Des images "inadmissibles", avait aussi réagi sur Twitter le procureur de la République à Grenoble, Eric Vaillant, lundi 24 août. Cela "renforce, si besoin est, la détermination du parquet de Grenoble à lutter contre les trafiquants de stupéfiants", ajoutait-il. Une opération de police est menée 48 heures plus tard dans le quartier. Entamée en début de soirée par une quarantaine de policiers, elle vise à assurer que "l'Etat s'imposera face à l'ensauvagement d'une minorité de la société", écrit le ministre de l'Intérieur sur Twitter. Après une cinquantaine de contrôles, les policiers ne procèdent à aucune interpellation ni saisie.
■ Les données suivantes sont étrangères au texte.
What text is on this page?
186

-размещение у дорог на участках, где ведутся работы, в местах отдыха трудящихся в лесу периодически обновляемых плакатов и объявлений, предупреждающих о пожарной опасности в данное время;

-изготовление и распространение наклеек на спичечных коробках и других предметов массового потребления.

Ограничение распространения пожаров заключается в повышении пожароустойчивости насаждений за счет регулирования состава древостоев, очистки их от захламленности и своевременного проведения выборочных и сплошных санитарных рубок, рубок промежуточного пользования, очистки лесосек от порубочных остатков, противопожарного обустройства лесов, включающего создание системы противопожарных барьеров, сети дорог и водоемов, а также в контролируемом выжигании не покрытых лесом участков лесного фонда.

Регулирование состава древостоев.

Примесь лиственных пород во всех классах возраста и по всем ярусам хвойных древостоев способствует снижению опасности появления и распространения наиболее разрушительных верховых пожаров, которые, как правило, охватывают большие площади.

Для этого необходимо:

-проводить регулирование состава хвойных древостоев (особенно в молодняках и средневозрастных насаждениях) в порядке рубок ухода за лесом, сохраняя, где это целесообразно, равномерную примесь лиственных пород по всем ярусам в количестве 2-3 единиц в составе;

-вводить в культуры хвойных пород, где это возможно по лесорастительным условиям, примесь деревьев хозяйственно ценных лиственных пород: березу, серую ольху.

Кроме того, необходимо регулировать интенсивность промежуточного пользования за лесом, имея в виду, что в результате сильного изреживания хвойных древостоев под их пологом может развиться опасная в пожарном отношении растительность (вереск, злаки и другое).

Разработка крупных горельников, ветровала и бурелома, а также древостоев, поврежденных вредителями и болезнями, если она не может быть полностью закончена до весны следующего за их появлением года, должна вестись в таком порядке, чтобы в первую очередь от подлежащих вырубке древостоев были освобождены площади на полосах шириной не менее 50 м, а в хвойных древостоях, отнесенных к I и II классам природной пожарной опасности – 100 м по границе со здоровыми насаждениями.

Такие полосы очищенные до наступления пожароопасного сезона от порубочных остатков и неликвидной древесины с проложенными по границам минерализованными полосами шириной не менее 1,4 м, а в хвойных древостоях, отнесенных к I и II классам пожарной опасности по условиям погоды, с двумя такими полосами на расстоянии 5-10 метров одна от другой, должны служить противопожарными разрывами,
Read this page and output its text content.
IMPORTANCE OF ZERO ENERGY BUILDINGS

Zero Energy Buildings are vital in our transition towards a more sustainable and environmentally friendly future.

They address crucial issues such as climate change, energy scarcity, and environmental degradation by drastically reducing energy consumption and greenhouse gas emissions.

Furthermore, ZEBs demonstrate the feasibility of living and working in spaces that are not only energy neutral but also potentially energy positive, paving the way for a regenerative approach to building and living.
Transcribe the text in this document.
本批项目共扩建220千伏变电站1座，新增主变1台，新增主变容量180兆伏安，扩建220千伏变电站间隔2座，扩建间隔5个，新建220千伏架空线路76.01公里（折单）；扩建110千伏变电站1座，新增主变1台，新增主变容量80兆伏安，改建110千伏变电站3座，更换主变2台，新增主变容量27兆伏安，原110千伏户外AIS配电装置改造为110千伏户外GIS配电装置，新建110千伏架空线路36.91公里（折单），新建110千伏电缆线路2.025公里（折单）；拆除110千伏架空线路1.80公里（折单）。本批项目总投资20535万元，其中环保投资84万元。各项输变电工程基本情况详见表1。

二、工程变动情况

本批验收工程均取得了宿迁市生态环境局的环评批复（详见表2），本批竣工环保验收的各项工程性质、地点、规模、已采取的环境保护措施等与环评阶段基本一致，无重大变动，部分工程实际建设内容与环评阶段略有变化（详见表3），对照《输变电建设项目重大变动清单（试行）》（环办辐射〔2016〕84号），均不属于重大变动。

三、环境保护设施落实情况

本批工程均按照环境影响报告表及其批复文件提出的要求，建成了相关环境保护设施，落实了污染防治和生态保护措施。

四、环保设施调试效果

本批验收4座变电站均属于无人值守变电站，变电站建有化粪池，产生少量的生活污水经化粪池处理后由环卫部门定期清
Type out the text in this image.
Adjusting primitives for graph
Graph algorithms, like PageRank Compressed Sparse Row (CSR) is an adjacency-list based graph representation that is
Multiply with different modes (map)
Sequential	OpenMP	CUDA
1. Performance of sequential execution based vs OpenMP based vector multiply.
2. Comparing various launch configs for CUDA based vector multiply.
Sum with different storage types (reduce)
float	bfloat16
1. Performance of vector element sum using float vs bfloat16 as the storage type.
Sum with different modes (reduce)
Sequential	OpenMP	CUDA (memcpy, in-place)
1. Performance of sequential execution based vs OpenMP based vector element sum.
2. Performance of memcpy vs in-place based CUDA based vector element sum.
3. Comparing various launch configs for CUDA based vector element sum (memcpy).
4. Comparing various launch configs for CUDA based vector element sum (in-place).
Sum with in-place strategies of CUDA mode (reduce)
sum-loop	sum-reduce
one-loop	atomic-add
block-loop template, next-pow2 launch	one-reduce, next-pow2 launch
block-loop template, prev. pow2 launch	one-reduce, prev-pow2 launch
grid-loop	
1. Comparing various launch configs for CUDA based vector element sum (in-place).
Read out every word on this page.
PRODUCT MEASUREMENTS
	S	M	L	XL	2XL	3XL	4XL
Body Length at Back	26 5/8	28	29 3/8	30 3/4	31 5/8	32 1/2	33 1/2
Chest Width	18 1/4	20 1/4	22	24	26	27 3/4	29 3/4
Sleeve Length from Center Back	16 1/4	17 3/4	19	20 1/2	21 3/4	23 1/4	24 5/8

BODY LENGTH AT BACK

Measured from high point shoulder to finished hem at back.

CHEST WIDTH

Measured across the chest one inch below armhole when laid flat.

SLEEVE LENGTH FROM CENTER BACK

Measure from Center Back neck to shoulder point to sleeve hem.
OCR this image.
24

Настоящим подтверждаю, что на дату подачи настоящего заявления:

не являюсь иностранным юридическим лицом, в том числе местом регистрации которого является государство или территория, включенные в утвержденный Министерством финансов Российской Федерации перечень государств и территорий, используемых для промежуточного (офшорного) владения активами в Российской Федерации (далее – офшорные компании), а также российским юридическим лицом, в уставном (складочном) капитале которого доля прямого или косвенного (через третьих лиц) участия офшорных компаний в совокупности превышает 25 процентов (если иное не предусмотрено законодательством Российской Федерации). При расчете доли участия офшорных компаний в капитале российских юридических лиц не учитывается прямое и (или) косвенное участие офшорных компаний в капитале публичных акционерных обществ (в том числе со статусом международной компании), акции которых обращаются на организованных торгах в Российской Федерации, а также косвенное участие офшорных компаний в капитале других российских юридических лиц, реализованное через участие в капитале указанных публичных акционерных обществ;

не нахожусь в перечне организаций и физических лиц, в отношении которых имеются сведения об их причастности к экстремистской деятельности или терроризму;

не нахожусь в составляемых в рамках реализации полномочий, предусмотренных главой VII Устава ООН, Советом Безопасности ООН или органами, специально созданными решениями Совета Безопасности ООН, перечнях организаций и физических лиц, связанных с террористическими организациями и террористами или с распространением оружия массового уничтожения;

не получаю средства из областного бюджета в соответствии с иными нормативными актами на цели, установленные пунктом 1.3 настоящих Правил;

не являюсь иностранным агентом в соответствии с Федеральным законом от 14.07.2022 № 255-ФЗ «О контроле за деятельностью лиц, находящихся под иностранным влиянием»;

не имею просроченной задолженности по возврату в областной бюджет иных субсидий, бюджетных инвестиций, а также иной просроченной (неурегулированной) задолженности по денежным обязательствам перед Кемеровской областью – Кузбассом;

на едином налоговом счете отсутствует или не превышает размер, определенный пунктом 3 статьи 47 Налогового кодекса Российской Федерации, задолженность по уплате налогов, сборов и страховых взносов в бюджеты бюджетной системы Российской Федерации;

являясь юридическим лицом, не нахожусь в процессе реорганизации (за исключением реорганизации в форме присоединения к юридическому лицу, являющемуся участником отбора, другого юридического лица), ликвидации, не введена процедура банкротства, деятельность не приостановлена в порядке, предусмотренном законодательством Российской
L'opération n'est pas du goût du maire de Grenoble, qui dénonce "un vaste coup de com'". En retour, Gérald Darmanin reproche au maire écologiste un "manque d'implication de la ville en matière de sécurité". Une telle réaction "n'est pas digne de la République", rétorque alors Eric Piolle.
Un début d'explication vient de jeunes habitants du quartier. Pendant un point presse du préfet de l'Isère, le 26 août, ils l'interpellent, clamant que "c'était un clip de rap, que les armes étaient factices", comme le relaie France 3 Alpes.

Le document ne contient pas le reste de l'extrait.